Stay as I am? What does that mean?
Stay stubborn and mouthy? That wouldn’t be difficult, but I prayed I wouldn’t be whipped for it.
Finally acknowledging the room, I covered my mouth with my hands.
There must have been dozens of floral arrangements scattered around the room, and the main flower of each were lilies, my favorite flowers. The grande room was three times bigger than mine at home.
There was a sitting area across from the four-poster bed, and beside it was bookshelves. I loved to read, so I went to check out the books, expecting to find nothing that would interest me. Most rich people only had books to make them appear sophisticated and learned.
I read for pleasure, preferably romance.
My fingers glided across the leather spines, and I inhaled the scent of the very old books. Of course, I’d been right. Nothing… Wait.
My fingers stopped moving when Pride and Prejudice by Jane Austen jumped out at me.
“You’ve got to be joking. This couldn’t be real.” Carefully I removed the book, which looked really, really old.

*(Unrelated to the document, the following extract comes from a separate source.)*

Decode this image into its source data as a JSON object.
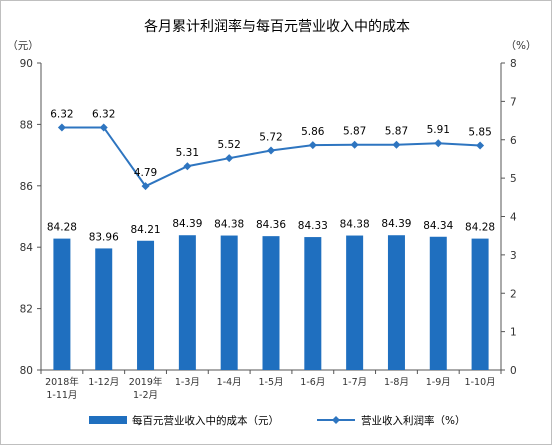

My hands shook as I held the beautiful dark green book, covered in gold peacock feathers. I held my breath as I opened it and saw 1894, First Edition ‘The Peacock Edition.’
My teary eyes went back to the bookshelf, and I found many of my favorites. And not just any old edition, but first editions of every book. Romeno and Juliet. Wuthering Heights. Little Women. The Great Gatsby. A Christmas Carol. Jane Eyre.
I stubbled back and sat down, feeling weak in the knees. There were many other books, but on the shelf right at my eye level were my favorites.
Had someone told them about my love of reading? Not that I’d dare handle those precious beauties. Oh, no. They were to be admired and cherished.
I swallowed my emotions and put the beautiful book back on the shelf. The more I looked around the room, the more it appeared to have been decorated specifically for me.
My favorite colors were everywhere. Warm orange and pink, the colors in a sunset, were in the floral linens, the drapes, and in the paintings hanging on the walls.
On my bedside table was a photo of my white mare, Madonna. The two things I loved most in the world, my horse and books, were in this room.
I should have been nicer to Alessio.
Stupid, foolish girl.
Maybe Alessio and his family weren’t so bad. Maybe I could learn to love Alessio Remotti after all. Maybe marrying the Italian prince could be the best thing to ever happen to me.
With that final thought, I knew what I needed to do. Give Alessio a chance, and show him that I could be a good, obedient wife.